Elle est importante car elle permet de parler de la dyslexie et de montrer aux enfants comme aux parents qu'ils ne sont pas seuls face au handicap. Il y a encore aujourd'hui trop d'a priori concernant le «dyslexique». On imagine que c'est le cancre, celui qui travaille mal à l'école. Quand j'ai lancé ma maison d'édition La Poule qui pond, j'ai même reçu des mails de professeurs qui me disaient que la dyslexie n'existait pas. On était en 2016.

L'école agit-elle comme un pare-feu?

Il y a sûrement des enseignants qui font des choses formidables mais je pense qu'il y a un vrai déficit de formation chez les enseignants et un déficit d'informations chez les parents. C'est un parcours du combattant de faire reconnaître le handicap. Car, le problème de la dyslexie c'est qu'elle n'est pas visible. Il faut être fort pour faire la différence. Et, dans la tête des enseignants, parfois il arrive qu'on ne fasse pas la différence entre un cancre et un dyslexique.

On verra seulement un élève qui ne va pas vouloir apprendre ou qui ne va pas y arriver. Moi, à l'époque en CM2 je me suis fait tirer les cheveux un certain nombre de fois et mettre au tableau alors que mon professeur pensait que je faisais exprès de me moquer de lui. C'était une mise au pilori énorme!

Comment peut-on la prévenir pour éviter ce malentendu?

Il n'y a pas de test sur la dyslexie. On la diagnostique par défaut après avoir écarté un problème avec l'ophtalmologue ou l'orthophoniste. Normalement, cela arrive au CE2, du fait d'un retard de deux ans sur l'apprentissage de la lecture. Si nous n'avons pas encore de moyens pour la prévenir, cela n'empêche pas de mettre en place des outils. Aujourd'hui, il existe notamment des auxiliaires de vie scolaire pour aider les enfants à l'école.

Vous êtes vous-même dyslexique. Comment avez-vous fait pour en venir à bout?

On ne peut pas soigner la dyslexie mais on peut la contourner, avec des méthodes d'apprentissage à la lecture différentes. Il faut tout essayer. On peut apprendre le son des lettres, le son qu'elles font ensemble et quelques syllabes, sans avoir à apprendre tous les mots du dictionnaire! J'ai pour ma part développé des stratégies de contournement. Par exemple, quand je ne savais pas écrire un mot (appartement), j'en employais un autre (maison). Je me suis aperçu que je n'étais pas obligé de dire les mots que j'avais en tête. J'essaye donc de penser avec peu de vocabulaire. Qui dit peu de vocabulaire dit moins de mots à apprendre.

Encore absente des rayons il y a quelques années, la littérature pour enfants dyslexiques s'impose désormais en librairie. Pourquoi n'a-t-on à faire qu'à un phénomène de niche? Balbutiant qui plus est?

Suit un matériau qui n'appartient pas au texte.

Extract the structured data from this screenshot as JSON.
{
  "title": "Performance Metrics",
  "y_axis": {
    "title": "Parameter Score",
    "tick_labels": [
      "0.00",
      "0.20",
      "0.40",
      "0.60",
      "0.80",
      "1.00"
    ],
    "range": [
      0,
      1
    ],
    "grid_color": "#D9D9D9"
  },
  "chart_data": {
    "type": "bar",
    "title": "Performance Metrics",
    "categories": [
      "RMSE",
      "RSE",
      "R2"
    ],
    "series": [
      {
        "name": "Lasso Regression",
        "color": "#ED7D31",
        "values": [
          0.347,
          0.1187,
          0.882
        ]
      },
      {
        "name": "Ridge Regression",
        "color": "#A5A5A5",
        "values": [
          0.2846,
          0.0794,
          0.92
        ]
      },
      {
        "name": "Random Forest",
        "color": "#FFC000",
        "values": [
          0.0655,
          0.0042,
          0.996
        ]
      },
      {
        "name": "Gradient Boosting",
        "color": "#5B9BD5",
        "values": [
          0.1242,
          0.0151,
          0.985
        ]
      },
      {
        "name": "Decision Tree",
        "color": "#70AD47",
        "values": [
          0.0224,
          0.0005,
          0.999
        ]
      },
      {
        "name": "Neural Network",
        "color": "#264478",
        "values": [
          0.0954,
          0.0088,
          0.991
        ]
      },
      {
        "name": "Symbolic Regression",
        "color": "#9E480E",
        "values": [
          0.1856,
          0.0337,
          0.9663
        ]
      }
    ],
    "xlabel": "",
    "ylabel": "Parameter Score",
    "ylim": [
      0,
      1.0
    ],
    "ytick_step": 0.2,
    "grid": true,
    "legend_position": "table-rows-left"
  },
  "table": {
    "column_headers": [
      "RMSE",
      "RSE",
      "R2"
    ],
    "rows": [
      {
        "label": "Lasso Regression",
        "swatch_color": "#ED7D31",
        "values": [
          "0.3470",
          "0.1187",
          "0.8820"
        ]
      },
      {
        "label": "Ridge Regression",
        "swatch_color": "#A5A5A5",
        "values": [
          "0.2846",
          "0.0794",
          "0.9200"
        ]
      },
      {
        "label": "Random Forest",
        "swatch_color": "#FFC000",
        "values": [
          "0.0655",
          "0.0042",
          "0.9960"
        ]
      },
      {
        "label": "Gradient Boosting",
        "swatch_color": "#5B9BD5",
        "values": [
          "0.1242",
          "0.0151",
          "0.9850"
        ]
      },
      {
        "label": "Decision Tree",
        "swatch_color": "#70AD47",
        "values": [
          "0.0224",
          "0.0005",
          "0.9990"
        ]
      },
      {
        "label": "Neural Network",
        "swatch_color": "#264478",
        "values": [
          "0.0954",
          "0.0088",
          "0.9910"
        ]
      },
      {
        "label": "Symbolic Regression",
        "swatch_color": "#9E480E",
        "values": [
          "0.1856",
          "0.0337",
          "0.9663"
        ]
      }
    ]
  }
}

La poule qui pond, édite des livres entièrement syllabés. Cela signifie que l'on met des couleurs différentes à chaque syllabe. On insiste sur une aération des mots pour bien les décrypter dans les phrases avec des doubles interlignes. Comme on fait nos romans à la main et que l'on choisit de les faire valider par les orthophonistes, nos livres mettent trois mois de plus à être fabriqués que des livres lambdas. Les grosses maisons ne font donc pas ça, car financièrement ce n'est pas viable pour elles. Nous, nous avons une action militante, nous avons choisi la qualité. Nous sommes à la pointe des dernières méthodes pour les dyslexiques.

On veut que les enfants prennent plaisir à lire. Nous ne parlons donc pas de dyslexie ou de handicap dans nos romans. Nos textes se concentrent sur la forme, ils pourraient très bien sortir dans le marché classique. On donne des indicateurs en jouant sur les couleurs et en ajoutant des liaisons. Tout est fait pour que l'enfant s'y retrouve. On ne fait pas d'adaptation de livres qui existent déjà, vendus sur le marché, dans l'idée de trouver des romans pour «enfants normaux» et pour dyslexiques. Il ne faut pas, à mon sens, écrire spécifiquement pour eux. Un enfant dyslexique peut tout lire.